What tunes did Thoreau play on that flute of his? He never tells us; we would like to know. And what difference would a marriage—with a woman—have made in Henry’s life? In his work? In that message to the world by which he challenges us, as do all the greatest writers, to change our lives? He taunts, he sermonizes, he condemns, he propounds conundrums, he orates and exhorts us:

“Wherever a man goes, men will pursue and paw him with their dirty institutions….”

“I found that by working six weeks a year I could meet all the expenses of living.”

“Tell those who worry about their health that they may be already dead.”

“When thousands are thrown out of employment, it suggests they were not well-employed.”

“If you stand right fronting and face to face with a fact, you will see the sun glimmer on both its surfaces, as if it were a scimitar, and feel its sweet edge dividing you through the heart and marrow, and so you will happily conclude your mortal career.”

“… The hero is commonly the simplest and obscurest of men.”

“Little is to be expected of a nation when the vegetable mould is exhausted, and it is compelled to make manure of the bones of its fathers.”

“Genius is a light which makes the darkness visible, like the lightning’s flash, which perchance shatters the temple of knowledge itself….”

“When, in the course of ages, American liberty has become a fiction of the past—as it is to some extent a fiction of the present—the poets of the world will be inspired by American mythology.”

“We should go forth on the shortest walk … in the spirit of undying adventure, never to return.”

“… If I repent of anything, it is very likely to be my good behavior. What demon possessed me that I behaved so well?”

“No man is so poor that he need sit on a pumpkin; that is shiftless-ness.”

“I would rather sit on a pumpkin and have it all to myself than be crowded on a velvet cushion.”

“A man is rich in proportion to the number of things which he can afford to let alone.”

“We live meanly, like ants, though the fable tells us that we were long ago changed into men….”

“A living dog is better than a dead lion. Shall a man go and hang himself because he belongs to the race of pygmies, and not be the biggest pygmy that he can?”

“I will endeavor to speak a good word for the truth.”

“Rather than love, than money, than fame, give me truth.”

“Any truth is better than make-believe.”

And so forth.

November 7, 1980

On down this here Greenish river. We cast off, row south past Woodruff, Point, and Saddlehorse bottoms, past Upheaval Bottom and Hardscrabble Bottom. Wherever the river makes a bend—and this river comes near, in places, to bowknots—there is another flat area, a bottom, covered with silt, sand, gravel, grown up with grass and brush and cactus and, near shore, trees: willow, cottonwood, box elder, and jungles of tamarisk.

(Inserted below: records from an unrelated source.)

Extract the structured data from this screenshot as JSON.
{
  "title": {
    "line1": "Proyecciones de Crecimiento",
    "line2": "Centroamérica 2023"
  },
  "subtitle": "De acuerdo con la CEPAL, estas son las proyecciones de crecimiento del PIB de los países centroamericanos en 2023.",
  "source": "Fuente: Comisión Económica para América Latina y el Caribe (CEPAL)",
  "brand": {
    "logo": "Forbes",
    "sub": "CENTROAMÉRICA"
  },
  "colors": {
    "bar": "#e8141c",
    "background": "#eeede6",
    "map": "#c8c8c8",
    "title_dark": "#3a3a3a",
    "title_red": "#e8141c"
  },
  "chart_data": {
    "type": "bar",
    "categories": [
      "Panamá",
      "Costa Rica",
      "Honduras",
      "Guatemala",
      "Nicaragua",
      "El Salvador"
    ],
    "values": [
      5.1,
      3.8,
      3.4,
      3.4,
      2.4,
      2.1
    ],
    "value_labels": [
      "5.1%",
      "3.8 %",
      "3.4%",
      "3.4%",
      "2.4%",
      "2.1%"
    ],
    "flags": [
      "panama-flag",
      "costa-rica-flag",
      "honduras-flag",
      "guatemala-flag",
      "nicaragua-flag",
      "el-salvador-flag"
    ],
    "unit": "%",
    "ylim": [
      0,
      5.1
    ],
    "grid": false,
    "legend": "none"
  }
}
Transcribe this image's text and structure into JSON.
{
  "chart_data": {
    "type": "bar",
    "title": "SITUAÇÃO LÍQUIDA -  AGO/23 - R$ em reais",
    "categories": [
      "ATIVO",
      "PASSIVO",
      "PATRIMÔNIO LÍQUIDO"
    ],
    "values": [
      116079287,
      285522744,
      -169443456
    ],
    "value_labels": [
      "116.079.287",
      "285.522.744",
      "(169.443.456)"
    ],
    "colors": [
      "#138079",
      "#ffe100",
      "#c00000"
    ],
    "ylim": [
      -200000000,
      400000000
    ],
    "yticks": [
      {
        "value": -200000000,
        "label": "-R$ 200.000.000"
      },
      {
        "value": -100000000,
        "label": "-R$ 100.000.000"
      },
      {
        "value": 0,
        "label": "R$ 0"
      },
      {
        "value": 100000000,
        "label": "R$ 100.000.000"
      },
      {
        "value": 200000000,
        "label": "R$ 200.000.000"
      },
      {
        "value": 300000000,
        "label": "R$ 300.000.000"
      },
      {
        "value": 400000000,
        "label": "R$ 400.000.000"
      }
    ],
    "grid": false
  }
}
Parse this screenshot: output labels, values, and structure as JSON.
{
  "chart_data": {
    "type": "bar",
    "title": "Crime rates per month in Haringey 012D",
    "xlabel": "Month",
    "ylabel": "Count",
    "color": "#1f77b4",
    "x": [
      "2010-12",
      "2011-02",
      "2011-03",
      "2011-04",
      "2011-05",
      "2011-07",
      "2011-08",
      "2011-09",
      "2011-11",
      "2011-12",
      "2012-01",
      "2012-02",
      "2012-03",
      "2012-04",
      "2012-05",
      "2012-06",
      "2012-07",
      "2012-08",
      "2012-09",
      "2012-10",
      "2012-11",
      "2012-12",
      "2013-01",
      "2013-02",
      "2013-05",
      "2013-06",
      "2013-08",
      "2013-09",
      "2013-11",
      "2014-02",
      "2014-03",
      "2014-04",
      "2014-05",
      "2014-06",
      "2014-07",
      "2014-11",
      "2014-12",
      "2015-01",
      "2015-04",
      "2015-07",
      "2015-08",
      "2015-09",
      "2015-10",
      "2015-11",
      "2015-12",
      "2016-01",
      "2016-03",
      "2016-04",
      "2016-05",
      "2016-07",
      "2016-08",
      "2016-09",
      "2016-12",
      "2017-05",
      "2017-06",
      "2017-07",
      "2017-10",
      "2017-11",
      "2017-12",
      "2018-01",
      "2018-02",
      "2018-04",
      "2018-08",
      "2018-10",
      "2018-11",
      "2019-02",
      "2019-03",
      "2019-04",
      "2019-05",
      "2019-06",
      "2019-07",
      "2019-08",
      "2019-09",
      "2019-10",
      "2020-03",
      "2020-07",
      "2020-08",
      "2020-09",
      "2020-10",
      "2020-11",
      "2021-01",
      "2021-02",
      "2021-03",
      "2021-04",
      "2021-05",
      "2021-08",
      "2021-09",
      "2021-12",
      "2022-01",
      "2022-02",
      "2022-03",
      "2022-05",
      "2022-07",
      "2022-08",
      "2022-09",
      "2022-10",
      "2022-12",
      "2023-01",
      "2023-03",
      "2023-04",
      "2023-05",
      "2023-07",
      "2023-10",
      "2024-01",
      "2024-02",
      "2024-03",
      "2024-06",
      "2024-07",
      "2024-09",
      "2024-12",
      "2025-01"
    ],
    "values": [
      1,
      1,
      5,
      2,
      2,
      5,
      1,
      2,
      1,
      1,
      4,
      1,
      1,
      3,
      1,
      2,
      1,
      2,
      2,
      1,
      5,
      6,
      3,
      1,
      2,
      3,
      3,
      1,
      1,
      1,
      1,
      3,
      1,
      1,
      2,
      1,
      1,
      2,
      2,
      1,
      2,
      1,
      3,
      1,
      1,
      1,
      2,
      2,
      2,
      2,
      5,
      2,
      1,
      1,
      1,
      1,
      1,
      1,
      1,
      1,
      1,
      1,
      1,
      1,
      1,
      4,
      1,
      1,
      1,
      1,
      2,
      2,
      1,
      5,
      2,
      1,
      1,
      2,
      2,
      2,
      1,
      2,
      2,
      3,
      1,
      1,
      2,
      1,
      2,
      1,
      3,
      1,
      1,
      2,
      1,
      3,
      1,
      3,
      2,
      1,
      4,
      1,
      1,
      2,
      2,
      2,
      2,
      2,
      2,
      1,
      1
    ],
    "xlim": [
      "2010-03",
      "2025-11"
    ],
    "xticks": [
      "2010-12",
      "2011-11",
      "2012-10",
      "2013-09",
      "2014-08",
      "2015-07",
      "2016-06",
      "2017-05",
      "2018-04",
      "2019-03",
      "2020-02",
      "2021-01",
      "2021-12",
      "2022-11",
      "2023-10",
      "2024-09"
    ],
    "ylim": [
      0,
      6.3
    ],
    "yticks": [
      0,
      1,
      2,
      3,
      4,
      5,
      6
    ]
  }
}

The tamarisk does not belong here, has become a pest, a water-loving exotic engaged in the process of driving out the cottonwoods and willows. A native of arid North Africa, the tamarisk was imported to the American Southwest fifty years ago by conservation
experts
—dirt management specialists—in hopes that it would help prevent streambank erosion. The cause of the erosion was flooding, and the primary cause of the flooding, then as now, was livestock grazing.

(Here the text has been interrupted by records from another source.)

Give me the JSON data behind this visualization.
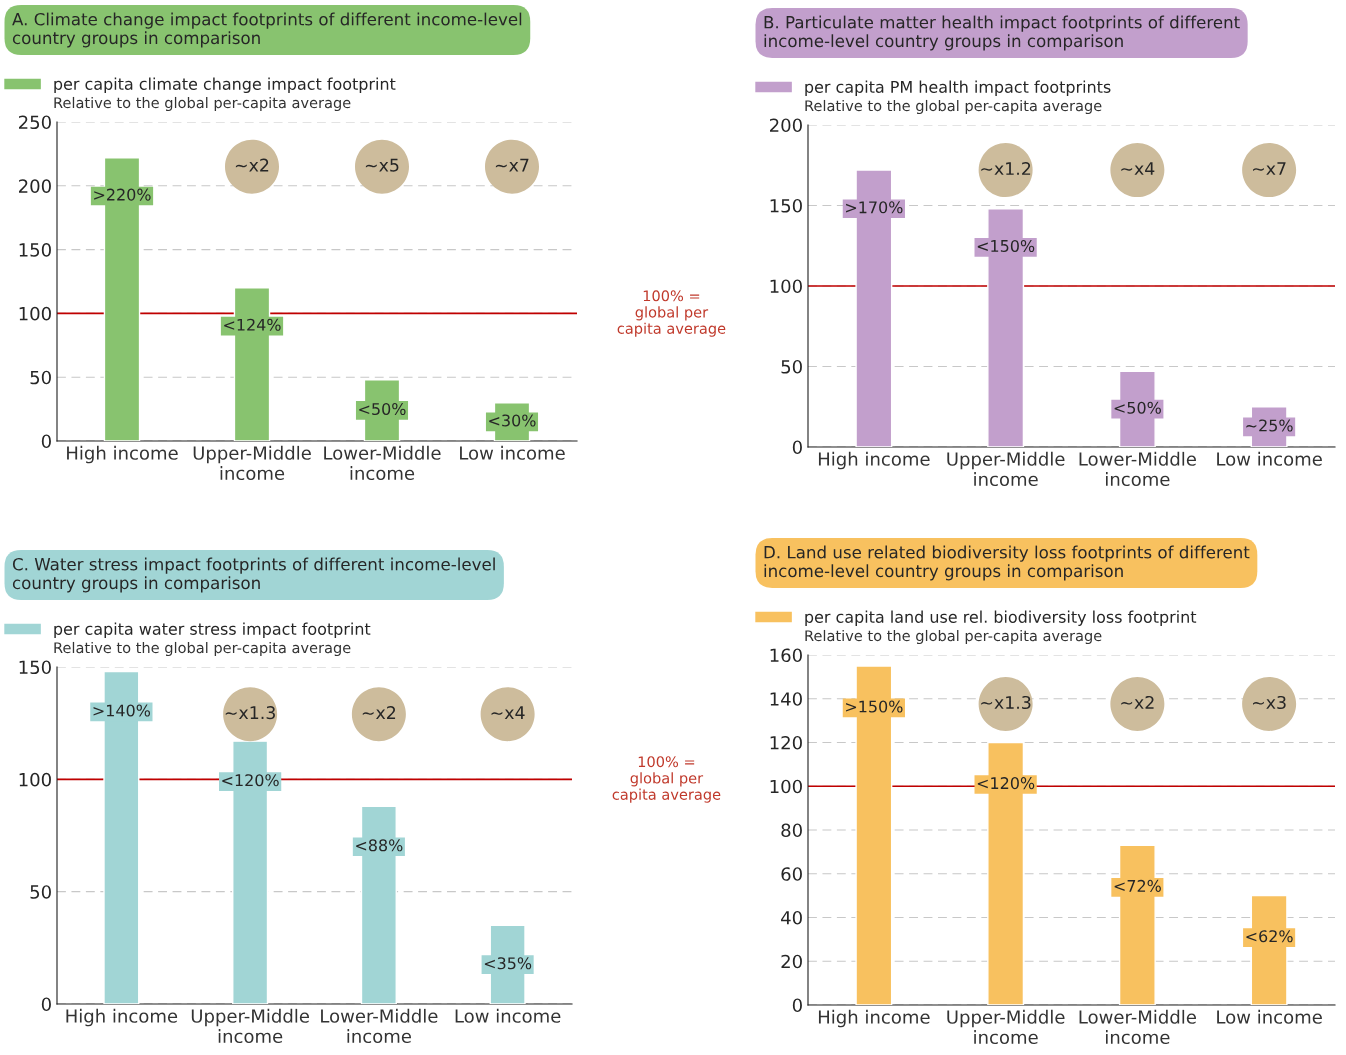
{
  "chart_data": [
    {
      "type": "bar",
      "title": "A. Climate change impact footprints of different income-level\ncountry groups in comparison",
      "subtitle": "Relative to the global per-capita average",
      "categories": [
        "High income",
        "Upper-Middle\nincome",
        "Lower-Middle\nincome",
        "Low income"
      ],
      "series": [
        {
          "name": "per capita climate change impact footprint",
          "color": "#88c36f",
          "values": [
            222,
            120,
            48,
            30
          ],
          "value_labels": [
            ">220%",
            "<124%",
            "<50%",
            "<30%"
          ]
        }
      ],
      "ylim": [
        0,
        250
      ],
      "yticks": [
        0,
        50,
        100,
        150,
        200,
        250
      ],
      "grid": "y",
      "legend": "top left",
      "ref_lines": [
        {
          "axis": "y",
          "value": 100,
          "color": "#c00000"
        }
      ],
      "annotations": [
        "~x2",
        "~x5",
        "~x7",
        "100% =\nglobal per\ncapita average"
      ]
    },
    {
      "type": "bar",
      "title": "B. Particulate matter health impact footprints of different\nincome-level country groups in comparison",
      "subtitle": "Relative to the global per-capita average",
      "categories": [
        "High income",
        "Upper-Middle\nincome",
        "Lower-Middle\nincome",
        "Low income"
      ],
      "series": [
        {
          "name": "per capita PM health impact footprints",
          "color": "#c29fcc",
          "values": [
            172,
            148,
            47,
            25
          ],
          "value_labels": [
            ">170%",
            "<150%",
            "<50%",
            "~25%"
          ]
        }
      ],
      "ylim": [
        0,
        200
      ],
      "yticks": [
        0,
        50,
        100,
        150,
        200
      ],
      "grid": "y",
      "legend": "top left",
      "ref_lines": [
        {
          "axis": "y",
          "value": 100,
          "color": "#c00000"
        }
      ],
      "annotations": [
        "~x1.2",
        "~x4",
        "~x7"
      ]
    },
    {
      "type": "bar",
      "title": "C. Water stress impact footprints of different income-level\ncountry groups in comparison",
      "subtitle": "Relative to the global per-capita average",
      "categories": [
        "High income",
        "Upper-Middle\nincome",
        "Lower-Middle\nincome",
        "Low income"
      ],
      "series": [
        {
          "name": "per capita water stress impact footprint",
          "color": "#a1d5d5",
          "values": [
            148,
            117,
            88,
            35
          ],
          "value_labels": [
            ">140%",
            "<120%",
            "<88%",
            "<35%"
          ]
        }
      ],
      "ylim": [
        0,
        150
      ],
      "yticks": [
        0,
        50,
        100,
        150
      ],
      "grid": "y",
      "legend": "top left",
      "ref_lines": [
        {
          "axis": "y",
          "value": 100,
          "color": "#c00000"
        }
      ],
      "annotations": [
        "~x1.3",
        "~x2",
        "~x4",
        "100% =\nglobal per\ncapita average"
      ]
    },
    {
      "type": "bar",
      "title": "D. Land use related biodiversity loss footprints of different\nincome-level country groups in comparison",
      "subtitle": "Relative to the global per-capita average",
      "categories": [
        "High income",
        "Upper-Middle\nincome",
        "Lower-Middle\nincome",
        "Low income"
      ],
      "series": [
        {
          "name": "per capita land use rel. biodiversity loss footprint",
          "color": "#f8c15f",
          "values": [
            155,
            120,
            73,
            50
          ],
          "value_labels": [
            ">150%",
            "<120%",
            "<72%",
            "<62%"
          ]
        }
      ],
      "ylim": [
        0,
        160
      ],
      "yticks": [
        0,
        20,
        40,
        60,
        80,
        100,
        120,
        140,
        160
      ],
      "grid": "y",
      "legend": "top left",
      "ref_lines": [
        {
          "axis": "y",
          "value": 100,
          "color": "#c00000"
        }
      ],
      "annotations": [
        "~x1.3",
        "~x2",
        "~x3"
      ]
    }
  ]
}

Oars at rest, we drift for a while. The Riverine String Band take up their instruments and play. The antique, rowdy, vibrant music from England and Ireland by way of Appalachia and the Rocky Mountains floats on the air, rises like smoke toward the high rimrock of the canyon walls, fades by infinitesimal gradations into the stillness of eternity. Where else could it go?

Ted Seeley prolongs the pause, then fills the silence with a solo on the fiddle, a Canadian invention called “Screechin’ Old Woman and Growlin’ Old Man.” This dialogue continues for some time, concluding with a triumphant outburst from the Old Woman.

We miss the landing off the inside channel at Wild Horse Bench and have to fight our way through thickets of tamarisk
and cane to the open ground of Fort Bottom. We make lunch on crackers, canned tuna, and chopped black olives in the shade of a cottonwood by the side of a long-abandoned log cabin. A trapper, prospector, or cow thief might have lived here—or all three of them—a century ago. Names and initials adorn the lintel of the doorway. The roof is open to the sky.